そして、略水平方向に流通する気泡8は、矢印F6のように、浮力の影響を受けて液面6aに向けて浮上していく。浮上した気泡8は、液面6aに到達すると破裂して内部空間11の空気と混ざり合い、空気3cとして空気放出部9へと移動していく。上述した通り、空気3cには、次亜塩素酸ガスが含まれる。
空気放出部9に導入された空気3cは、エリミネータ10を通過して風路部17の混合部21に導出される。
混合部21に導出された空気3c(次亜塩素酸ガスを含む空気3c)は、内部風路24を流通する空気3bと混合され、次亜塩素酸ガスを含む空気4として吹出部19から個室空間1に放出される。
そして、放出された空気4(次亜塩素酸ガスを含む空気4)は、個室空間1内に拡散していく。その結果、次亜塩素酸ガスを含む空気4によって個室空間1の除菌がなされる。
本実施の形態では、気泡生成部7cでの空気3aと次亜塩素酸水溶液6との攪拌&混合、及び、気泡8が矢印F4の方向と矢印F5の方向に移動することに伴う、気泡8の次亜塩素酸水溶液6中を滞留する時間の長時間化によって、気泡8に含ませる次亜塩素酸ガスの濃度を高くすることができる。
以上、本実施の形態3に係る空間浄化装置2bによれば、上記した効果(1)~(2)に加え、以下の効果を享受することができる。

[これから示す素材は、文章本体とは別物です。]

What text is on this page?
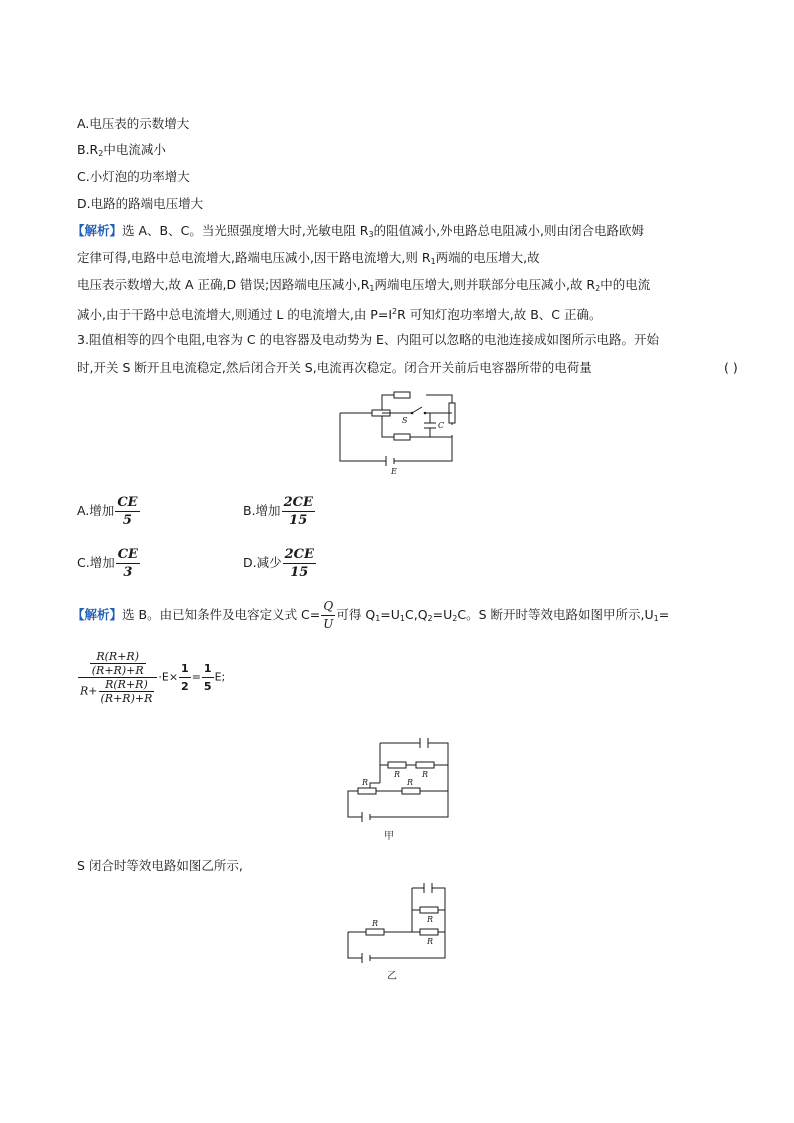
A.电压表的示数增大
$B.R_2$中电流减小
C.小灯泡的功率增大
D.电路的路端电压增大
【解析】选 A、B、C。当光照强度增大时,光敏电阻 $R_3$的阻值减小,外电路总电阻减小,则由闭合电路欧姆
定律可得,电路中总电流增大,路端电压减小,因干路电流增大,则 $R_1$两端的电压增大,故
电压表示数增大,故 A 正确,D 错误;因路端电压减小$,R_1$两端电压增大,则并联部分电压减小,故 $R_2$中的电流
减小,由于干路中总电流增大,则通过 L 的电流增大,由 $P=I^2R$ 可知灯泡功率增大,故 B、C 正确。
3.阻值相等的四个电阻,电容为 C 的电容器及电动势为 E、内阻可以忽略的电池连接成如图所示电路。开始
时,开关 S 断开且电流稳定,然后闭合开关 S,电流再次稳定。闭合开关前后电容器所带的电荷量	( )
S
C
E
A.增加 $\frac{CE}{5}$	B.增加 $\frac{2CE}{15}$
C.增加 $\frac{CE}{3}$	D.减少 $\frac{2CE}{15}$
【解析】选 B。由已知条件及电容定义式 $C= \frac{Q}{U}$ 可得 $Q_1=U_1C,Q_2=U_2C$。S 断开时等效电路如图甲所示$,U_1=$
$\frac{\frac{R(R+R)}{(R+R)+R}}{R+ \frac{R(R+R)}{(R+R)+R}} \cdot E\times \frac{1}{2} = \frac{1}{5} E$;
R	R
R	R
甲
S 闭合时等效电路如图乙所示,
R
R
R
乙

(6)空間浄化装置2bでは、空気供給部7は、空気供給部7は、吐出部7dの先端に設けられ、吐出部7dから鉛直方向下方に向けて放出された気泡8の流通方向を調整する流向調整板7fを備える。流向調整板7fは、溶液吸込口7aが配置された領域(第三領域5d)とは流向調整板7fを挟んで反対側の領域(第四領域5e)の方向に気泡8の流通方向を変化させる構成とした。これにより、第四領域5eにおいて吐出部7dから放出された気泡8は、流向調整板7fによって溶液吸込口7aが配置された第三領域5dと反対側の第四領域5eの方向に流通するので、気泡8が第三領域5dの溶液吸込口7aに吸込まれるのを抑制することができる。この結果、気泡8を含む次亜塩素酸水溶液6が溶液吸込口7aから取り込まれることに起因する異音の発生が抑制される。つまり、空間浄化装置2bは、騒音を抑制しつつ、より高濃度の次亜塩素酸ガスを外部に供給することができる。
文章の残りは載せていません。